Tras refutar, con argumentos históricos y lógicos, la teoría de que el estilo del Grego procedería de su hipotético astigmatismo, Barnes formula su tesis en términos rotundos: “Yo no estoy diciendo que ningún pintor haya padecido nunca una enfermedad de la vista, ni digo que los escritores jamás fumen, beban alcohol, se droguen, padezcan enfermedades o sean neuróticos. Lo que sí digo es que trabajan a pesar de todo ello, y no debido a ello. En nuestro siglo casi hemos hecho ortodoxia el que el artista sea neurótico, enfermo o desequilibrado psicológicamente. Por supuesto que hay escritores y artistas que son paranoicos, pero en general los buenos escritores y los buenos pintores dependen de su capacidad de trabajar muy duramente, de su concentración y de una revisión constante hasta conseguir una cierta perfección. Y estas son cosas que a su vez dependen de la buena salud y de una mente limpia”.

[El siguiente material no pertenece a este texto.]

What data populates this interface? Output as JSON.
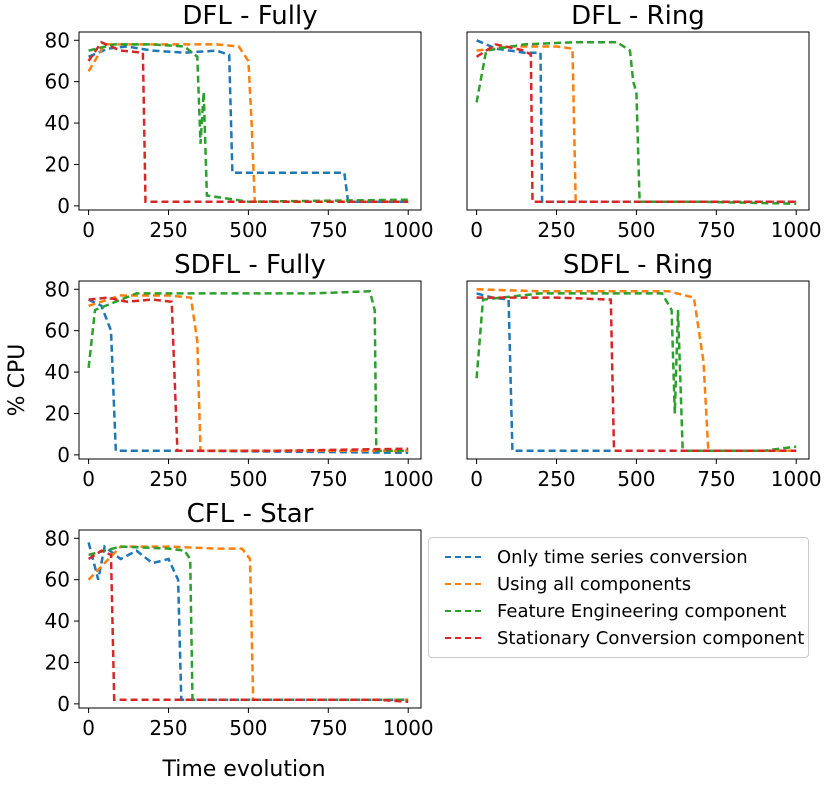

La creación independiente del ánimo del creador

Hay, por tanto, una gran diversidad de opiniones, reflejo de experiencias personales muy distintas, e incluso opuestas. No parece fácil encontrar un punto de referencia externo que permita confirmar o refutar unas u otras. Algunos defienden seriamente la idea de que la enfermedad, la miseria y la angustia, que convierten la existencia de los mediocres en un puro tormento, son en cambio, para los espíritus creativos, el estímulo y el instrumento esencial de su genio. Otros sostienen en cambio que, tanto para un artista como para un modesto funcionario, el malestar es tan solo obstáculo y un lastre para la vida laboral o personal.

Queda la opción de rechazar el planteamiento del problema y criticar la alternativa en que se mueven las opiniones revisadas. Podría, al menos en muchos casos, haber independencia entre la labor artística y el estado corporal o anímico de su autor.

Reconocer un carácter autónomo a la creación llevaría a pensar que las obras de arte (o las construcciones especulativas) no pueden ser reducidas a los azares naturales de la biología, a los trastornos del cuerpo o a los humores del alma. Pero también cabe ver en su génesis una expresión total del artista que, a través de asombrosos —y misteriosos— mecanismos mentales es capaz de transformar lo que ocurre en el fondo de su organismo —y de su mente— es un objeto de valor intelectual o estético. Esa alternativa es tan real que de ella han derivado dos formas opuestas de entender la estética: la formalista y la psicobiográfica. Ninguna de las dos es despreciable y ambas han producido, en manos de distintos críticos, interpretaciones brillantes o auténticas sandeces.